D'abord, elle puisse dans les coulisses de l'enquête menée entre 2016 et 2019 dans le cadre de ma thèse de doctorat portant sur l'encadrement de l'islam dans deux quartiers gentrifiés de Paris et de Barcelone. Deuxièmement, elle s'appuie également sur un projet de recherche collectif étudiant les expressions de cinq confessions religieuses dans l'espace urbain. Dans le cadre de ce projet animé par une équipe de Barcelone, j'ai pris part plus concrètement à une enquête sur la commémoration de l'Achoura par les musulmans chiites de plusieurs villes européennes entre 2017 et 2020. Tant cette recherche que le terrain de ma thèse se sont appuyées sur un dispositif articulant plusieurs outils qualitatifs (observation ethnographique, entretiens semi-directifs, analyse de documents) auxquels ont été aussi intégrées la prise et l'analyse d'images. À partir des images collectées et analysées dans ces différents terrains, je propose une réflexion sur les représentations des faits religieux qu'elles contribuent à reproduire. Je propose ainsi d'articuler l'analyse de ces représentations à partir du sujet qui prend ces images, distinguant entre (1) le chercheur lui-même, (2) les enquêtés (ici des acteurs musulmans) et (3) d'autres acteurs dits “séculiers” (comme les médias ou des artistes). Je considère ainsi que la question du sujet doit être intégrée à la réflexion méthodologique et épistémologique autour de l'usage des images dans l'enquête sociologique. Cette présentation prétend donc retracer les vertus et les limites de cet outil à l'aune de cette triple classification des sujets concernés.
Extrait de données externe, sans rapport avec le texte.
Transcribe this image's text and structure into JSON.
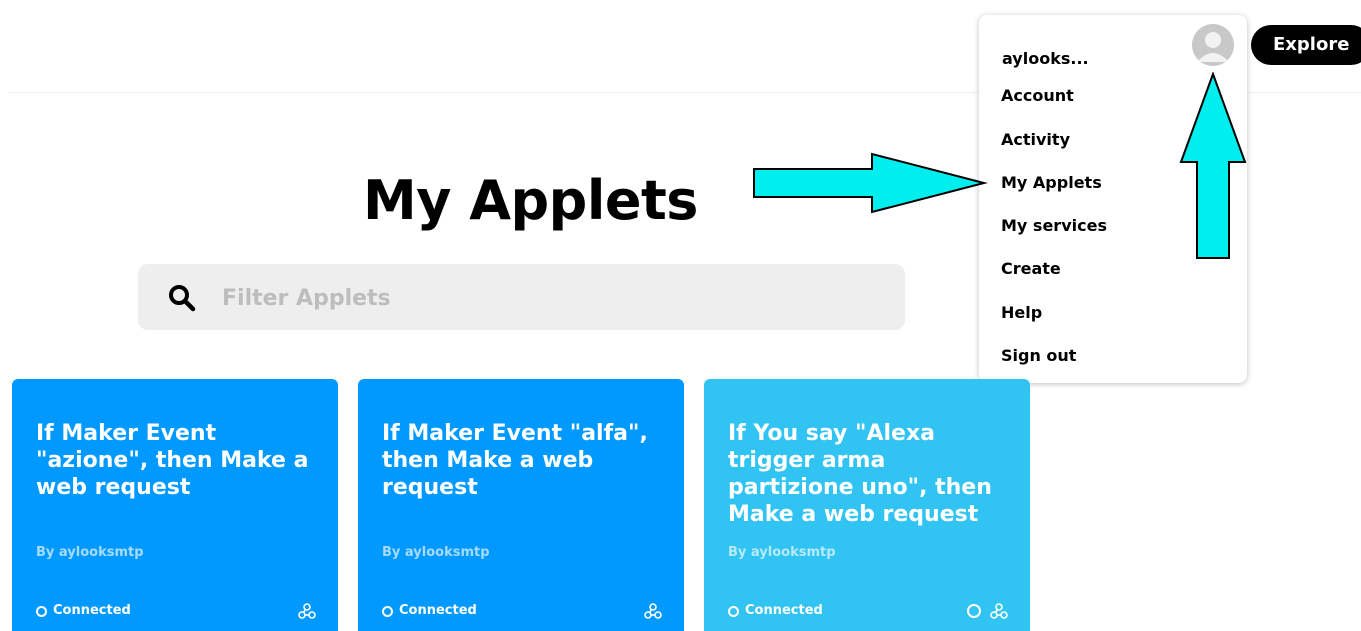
{
  "header": {
    "explore_label": "Explore"
  },
  "dropdown": {
    "username": "aylooks...",
    "items": [
      {
        "label": "Account"
      },
      {
        "label": "Activity"
      },
      {
        "label": "My Applets"
      },
      {
        "label": "My services"
      },
      {
        "label": "Create"
      },
      {
        "label": "Help"
      },
      {
        "label": "Sign out"
      }
    ]
  },
  "main": {
    "title": "My Applets",
    "filter": {
      "placeholder": "Filter Applets",
      "value": ""
    },
    "cards": [
      {
        "title": "If Maker Event \"azione\", then Make a web request",
        "author": "By aylooksmtp",
        "status": "Connected",
        "color": "#0099ff"
      },
      {
        "title": "If Maker Event \"alfa\", then Make a web request",
        "author": "By aylooksmtp",
        "status": "Connected",
        "color": "#0099ff"
      },
      {
        "title": "If You say \"Alexa trigger arma partizione uno\", then Make a web request",
        "author": "By aylooksmtp",
        "status": "Connected",
        "color": "#31c4f3"
      }
    ]
  },
  "annotation": {
    "arrow_color": "#00eeee"
  }
}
En premier lieu, la prise d'images constitue un instrument disponible pour le chercheur au cours de ses observations ethnographiques. Les photographies ou les vidéos viennent alors appuyer la prise de notes traditionnelle, et s'intègrent désormais dans un carnet de terrain qui n'est plus fait uniquement de réflexions écrites. Le recours à cet outil dans l'étude du religieux peut pour autant rencontrer les mêmes limites que l'observation elle-même, ce qui impose un exercice supplémentaire de réflexivité. Quelles images prend-on? Sous quel angle? Quelles situations écarte-t-on? Ces et d'autres questions ne sont pas indissociables du point de vue situé et des caractéristiques des chercheurs nous-mêmes. Notre regard (en tant que jeunes européens, blancs et souvent autoidentifiés comme fortement sécularisés) ne se verrait-il pas attiré par des situations jugées exotiques au détriment d'autres pratiques religieuses plus banales? Deuxièmement, le chercheur peut se voir confronté, dans certaines situations, à la demande explicite des enquêtés de ne pas prendre des images. A leur place, les acteurs religieux peuvent offrir de lui envoyer leurs propres photographies. Dès lors, comment doivent-elles être analysées? Ce recours de la part des enquêtés ne traduit-il pas un souci de maîtriser leur mise en visibilité? Enfin, d'autres acteurs font recours à l'image à l'heure de réprésenter l'islam et les musulmans. Dans les terrains qui nourrissent cette présentation, on a été confrontés à des nombreuses images illustrant certaines pratiques religieuses qui ont été publiées dans les médias ou même dans des ouvrages artistiques. Si ces images peuvent constituer un soutien à l'analyse de documents et à la construction d'une sociohistoire de la présence religieuse dans un endroit donné, elles ne sont pas pour autant des supports neutres. Ces images ne véhiculent-elles pas des représentations particulières? Ne nourrissent-elles pas des formes de stigmatisation sur certaines pratiques religieuses? Ou encore, ne traduisent-elles pas une certaine exotisation? 

Cette présentation revient donc sur ces différentes questions en essayant de les répondre par un retour d'expériences vécues sur le terrain.